Table 4 Pairwise statistical test results between CMB8.2 model runs A (including CT-sealant sources) and B (excluding CT-sealant sources)

Early application of the CMB8.2 model to sediments from Lake Calumet, Chicago, IL, showed major PAH contributions from coke oven emissions and traffic sources (Li et al. 2003); a re-examination of their model would be interesting to now include CT-sealant sources because these products are widely used in the Chicago, IL, area (Van Metre and Mahler 2010). Van Metre and Mahler (2010) determined that CT-sealant dust comprised 45.8 and 70.5 %, respectively, of the modeled ∑PAHCMB concentration from lake sediments collected from two Chicago suburbs. Updating early applications of the CMB8.2 model that were performed before CT-sealants emerged as an important source of PAHs would also satisfy a model requirement that all sources that contribute significantly to the receptor have been identified and their chemical profile is known.
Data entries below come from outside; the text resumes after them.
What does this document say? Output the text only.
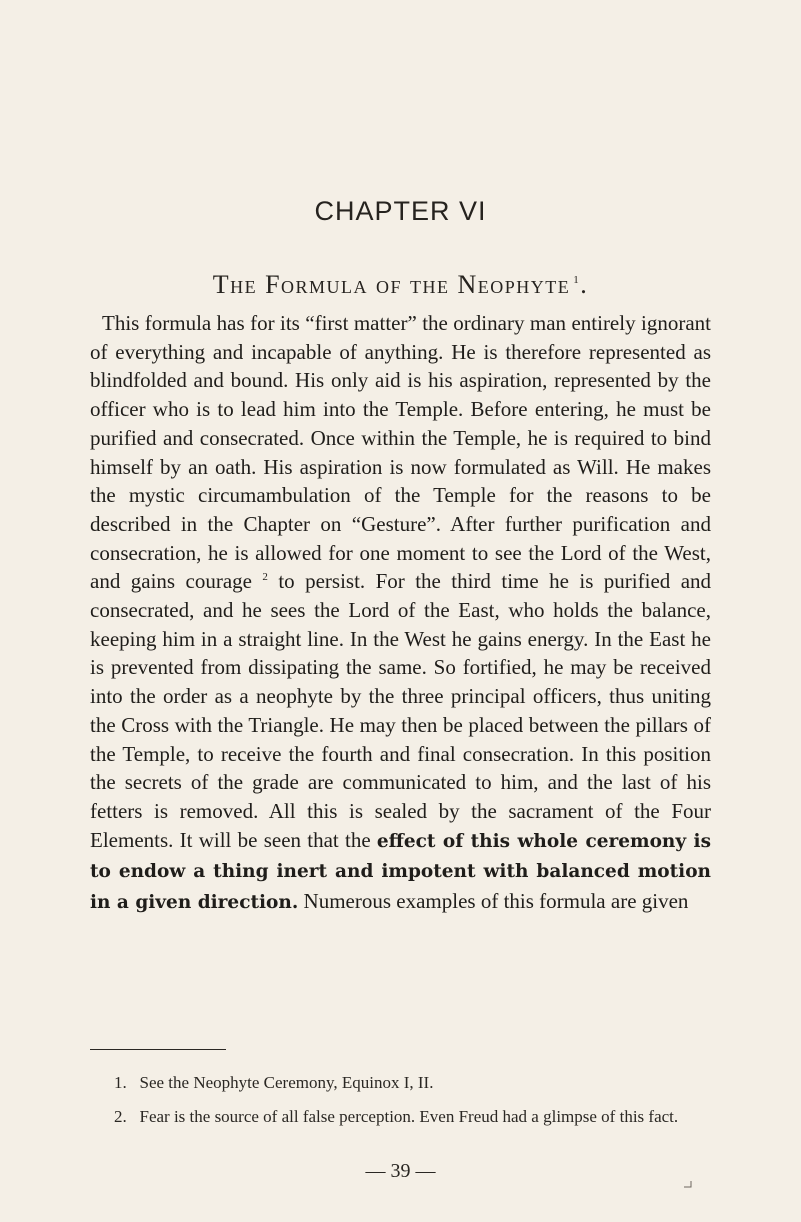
CHAPTER VI
The Formula of the Neophyte $^1$.
This formula has for its “first matter” the ordinary man entirely ignorant of everything and incapable of anything. He is therefore represented as blindfolded and bound. His only aid is his aspiration, represented by the officer who is to lead him into the Temple. Before entering, he must be purified and consecrated. Once within the Temple, he is required to bind himself by an oath. His aspiration is now formulated as Will. He makes the mystic circumambulation of the Temple for the reasons to be described in the Chapter on “Gesture”. After further purification and consecration, he is allowed for one moment to see the Lord of the West, and gains courage $^2$ to persist. For the third time he is purified and consecrated, and he sees the Lord of the East, who holds the balance, keeping him in a straight line. In the West he gains energy. In the East he is prevented from dissipating the same. So fortified, he may be received into the order as a neophyte by the three principal officers, thus uniting the Cross with the Triangle. He may then be placed between the pillars of the Temple, to receive the fourth and final consecration. In this position the secrets of the grade are communicated to him, and the last of his fetters is removed. All this is sealed by the sacrament of the Four Elements. It will be seen that the effect of this whole ceremony is to endow a thing inert and impotent with balanced motion in a given direction. Numerous examples of this formula are given
1. See the Neophyte Ceremony, Equinox I, II.
2. Fear is the source of all false perception. Even Freud had a glimpse of this fact.
— 39 —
Although the CMB8.2 model provided a rigorous source apportionment of ∑PAHCMB in stormwater ponds from the Twin Cities, MN, metropolitan area, this model has several important limitations. These limitations include the following: (1) the model results are sensitive to uncertainty in the input data, which is often not well defined (Van Metre and Mahler 2010); this study used an uncertainty of 40 % for all source profiles as recommended by Li et al. (2003) and followed by Van Metre and Mahler (2010); (2) the source profiles are limited by the number of PAHs measured for which this study was limited by a common suite of 12 parent PAHs; a broader suite of PAHs would allow more detailed and unique source profiles to be developed that could decrease collinearity in some source profiles; (3) source profiles were obtained from multiple literature sources, which may have varying data quality objectives and adherence to QA/QC protocols; the CT-sealant dust and particulate washoff source profiles from the United States Geological Survey (Mahler et al. 2004, 2010; Van Metre et al. 2008, 2012) were of high quality and had the best documented QA/QC procedures of the source profiles used in this study; (4) no source profiles were available for the combustion of biofuels, which may be more important in the future as these fuels increase in use in Minnesota and elsewhere in the United States; Minnesota was the first state in the United States to require the use of biodiesel as of 2009 (http://www.mda.state.mn.us/renewable/biodiesel.aspx); and (5) source results can be misinterpreted if important sources (such as CT-sealant dust for urban areas where these products are used) are excluded from the model. Although models can always be refined and improved, and new source profiles can be assessed for their applicability as they become available, the excellent statistical results of model run A provided credence for the strong performance of the CMB8.2 model in estimating sources of PAHs to the study pond sediments.

CMB8.2 Model Concordance

The results of model run A were consistent with the use of the CMB8.2 model on other local, regional, and national sediment PAH data sets that included weathered CT-sealant source profiles in the model (Table 5). The model results for the other data sets listed in Table 5 were all within ±1 SD of the study data set, and all attributed the greatest source apportionment of PAHs to CT-sealant sources. The Met Council data set of Twin Cities, MN, stormwater pond sediments (Polta et al. 2006) had a lower weighted mean percent of CT-sealant than this study (Table 5; pp. S4–S5 of the ESM and Tables S13 through S15). This difference may be due to a broader range of sediment depths (i.e., 15.2 to 45.7 cm) included in the Met Council data set, which may represent a more varied PAH source history than this study, i.e., limited to the upper 15-cm depth interval. The other model results in Table 5 were from Van Metre and Mahler (2010) who found that loading of ∑PAHCMB from CT-sealcoat dust surpassed urbanization or population density for explaining increased concentrations of PAHs in urban lake sediments across the United States. Thus, even small areas of sealcoated parking lots can contribute the greatest loads of PAHs to some water bodies. In Wisconsin, Selbig et al. (2013) observed strong correlations in the PAH fingerprint of stormwater pond and streambed sediment to that of CT-sealant, although the CMB8.2 model was not used to determine the source apportionment of PAHs in these samples.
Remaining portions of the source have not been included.